Ben Bakan olsaydım önce Zeytinburnu'nu yıkardım
ŞEHİRCİLİK Bakanı olsam İstanbul'da yıkacağım ilk ilçe Zeytinburnu olurdu. Müdürlüğüm zamanında İstanbul'un risk haritası Deprem Mühendisliği Ana Bilim Dalı tarafından çıkarılmıştı. Deprem master planını yaparken nereler daha riskli nereler risksiz çıkarılmıştı. Büyükşehir Belediyesi de bunu desteklemişti. Kandilli Rasathanesi'nin web sayfasında risk haritaları mevcut. Vatandaşlar semtlerini incelesin.

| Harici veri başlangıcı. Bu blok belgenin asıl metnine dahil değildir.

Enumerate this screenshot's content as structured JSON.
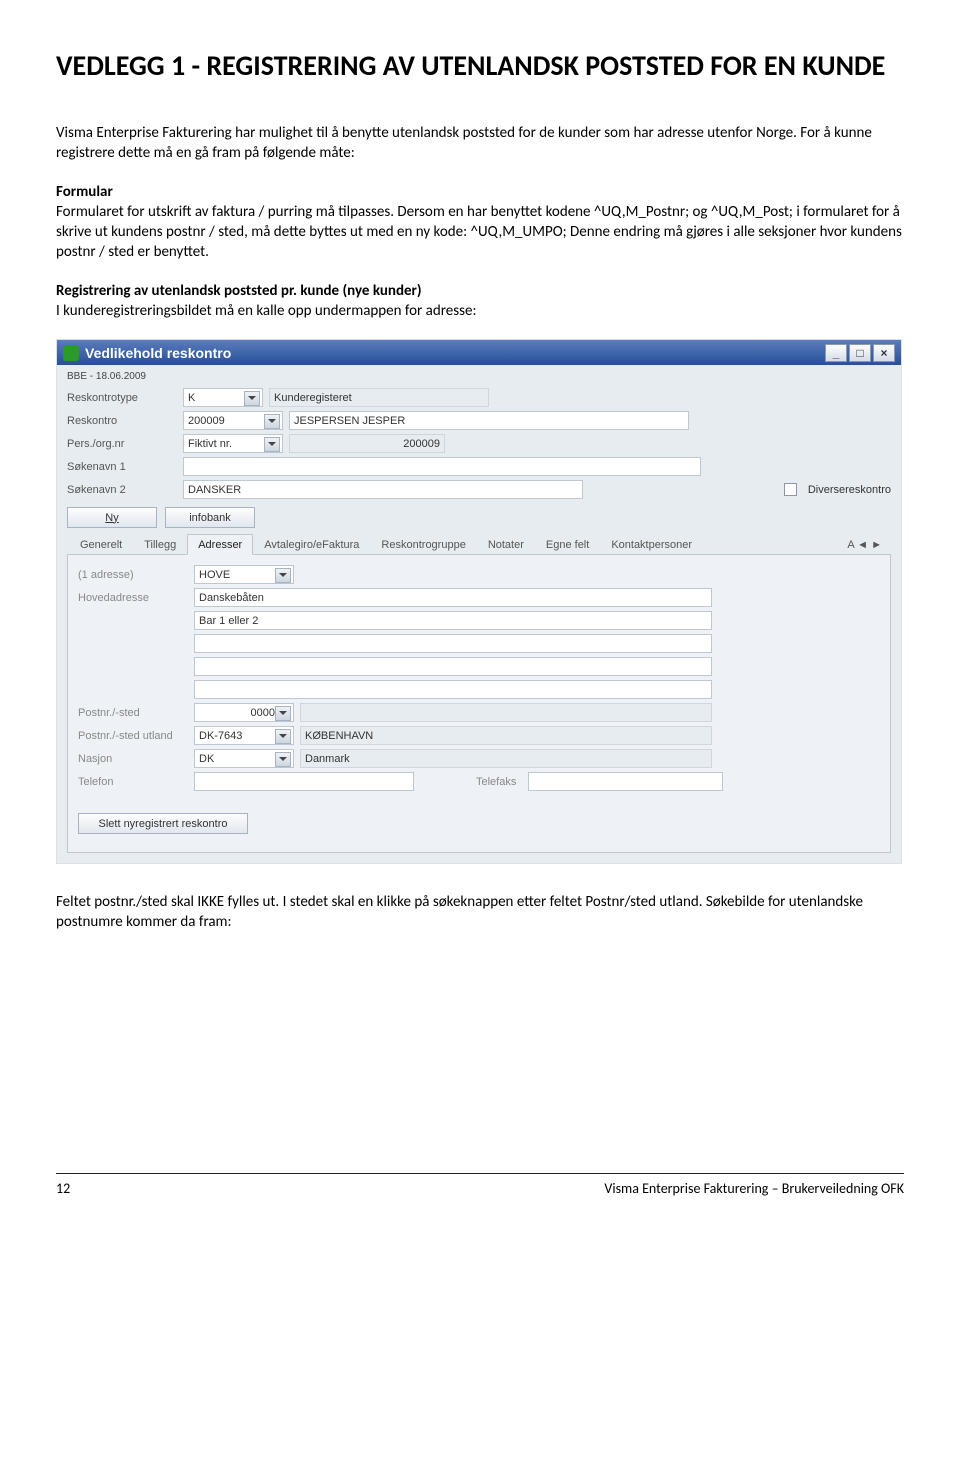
{
  "doc": {
    "title": "VEDLEGG 1 - REGISTRERING AV UTENLANDSK POSTSTED FOR EN KUNDE",
    "intro": "Visma Enterprise Fakturering har mulighet til å benytte utenlandsk poststed for de kunder som har adresse utenfor Norge. For å kunne registrere dette må en gå fram på følgende måte:",
    "formular_heading": "Formular",
    "formular_body": "Formularet for utskrift av faktura / purring må tilpasses. Dersom en har benyttet kodene ^UQ,M_Postnr; og ^UQ,M_Post; i formularet for å skrive ut kundens postnr / sted, må dette byttes ut med en ny kode: ^UQ,M_UMPO; Denne endring må gjøres i alle seksjoner hvor kundens postnr / sted er benyttet.",
    "reg_heading": "Registrering av utenlandsk poststed pr. kunde (nye kunder)",
    "reg_body": "I kunderegistreringsbildet må en kalle opp undermappen for adresse:",
    "after_img": "Feltet postnr./sted skal IKKE fylles ut. I stedet skal en klikke på søkeknappen etter feltet Postnr/sted utland.  Søkebilde for utenlandske postnumre kommer da fram:"
  },
  "app": {
    "title": "Vedlikehold reskontro",
    "date_line": "BBE - 18.06.2009",
    "labels": {
      "reskontrotype": "Reskontrotype",
      "reskontro": "Reskontro",
      "persorg": "Pers./org.nr",
      "sokenavn1": "Søkenavn 1",
      "sokenavn2": "Søkenavn 2",
      "diversereskontro": "Diversereskontro",
      "adr_count": "(1 adresse)",
      "hovedadresse": "Hovedadresse",
      "postnr_sted": "Postnr./-sted",
      "postnr_sted_utland": "Postnr./-sted utland",
      "nasjon": "Nasjon",
      "telefon": "Telefon",
      "telefaks": "Telefaks"
    },
    "values": {
      "reskontrotype_code": "K",
      "reskontrotype_desc": "Kunderegisteret",
      "reskontro_code": "200009",
      "reskontro_name": "JESPERSEN JESPER",
      "persorg_type": "Fiktivt nr.",
      "persorg_value": "200009",
      "sokenavn2": "DANSKER",
      "adr_code": "HOVE",
      "hovedadresse": "Danskebåten",
      "adr_line2": "Bar 1 eller 2",
      "postnr_sted_code": "0000",
      "postnr_utland_code": "DK-7643",
      "postnr_utland_city": "KØBENHAVN",
      "nasjon_code": "DK",
      "nasjon_name": "Danmark"
    },
    "buttons": {
      "ny": "Ny",
      "infobank": "infobank",
      "slett": "Slett nyregistrert reskontro"
    },
    "tabs": [
      "Generelt",
      "Tillegg",
      "Adresser",
      "Avtalegiro/eFaktura",
      "Reskontrogruppe",
      "Notater",
      "Egne felt",
      "Kontaktpersoner"
    ],
    "active_tab_index": 2,
    "tab_overflow": "A"
  },
  "footer": {
    "page": "12",
    "right": "Visma Enterprise Fakturering – Brukerveiledning OFK"
  }
}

Vatandaş 'İlla iki daire isterim' diyor
Devlet iradesini koymuş. Bir mahalle düşünün, depreme karşı güvenli değil. Devlet diyor ki 'Ben sana bu evinin karşılığında depreme dayanıklı dört dörtlük daire vereceğim. Sen bu daireyi vereceksin, ben yaşadığın binayı yıkacağım, güvenli bir yapı yapacağım. Adam diyor ki. 'Bana iki daire ver'. Aç gözlülüğün alemi yok.
YÜKSEK KATLI KORKUTMASIN
İstanbul'da, Marmara'da deprem tehlikesi var. Bakıyorsunuz derli toplu mühendislik görmüş binalar. Yüksek katlı olması da önemli değil. Yeter ki mühendislik görmüş olsun. Yüksek katlı binalar bazen vatandaşı korkutuyor. İnşaat mühendisi gökdelen de yapabilir, yüksek katlı da. Yeter ki deprem yapı şartnamesine göre yapsın. Çarpıcı örneği Japonya depremidir. Orada tsunami etkili oldu. Gökdelenler dahil binadan kaynaklı hiçbir kayıp söz konusu değil. Tsunamiden oldu. Onun da önlemini almışlar. Ancak gelecek dalgayı 6 metre olarak öngörmüşler. 10 metre olarak öngörmüş olsaydı tsunami de zarar vermeyecekti. Hiç panik haberi aldınız mı? 18 bin kişi can verdi. O da sırf hesabı yanlış yapmalarından.
2007'den bu yana cumaları camileri gezdim. 2012'ye biraz talihsiz başladım. Kalp krizine yakın bir şey geçirdim. Ama Qdevam edeceğim. 'İşte cuma bu' diyenler var. Depremle ilgili bilgilerin cumada paylaşılması lazım. Mümin vatandaşlara 'söylediğim bu bilgiyi, eşinle, yakınlarınla paylaş' diyoruz. Bir yanlış anlaşılma var. Bazı vatandaşlarımız 'Bu, Allah'ın gazabı' diyor. Onu bu müftüler ile paylaştığımız zaman anlatıyoruz.
Televizyonlarda, sabah programlarında tıp öğretileri var. Bu formatta bir program için birkaç televizyona başvurduk. Deprem nedir? Ne değildir? Halkın anlayabileceği bir dille yayın haline getirmek istiyoruz.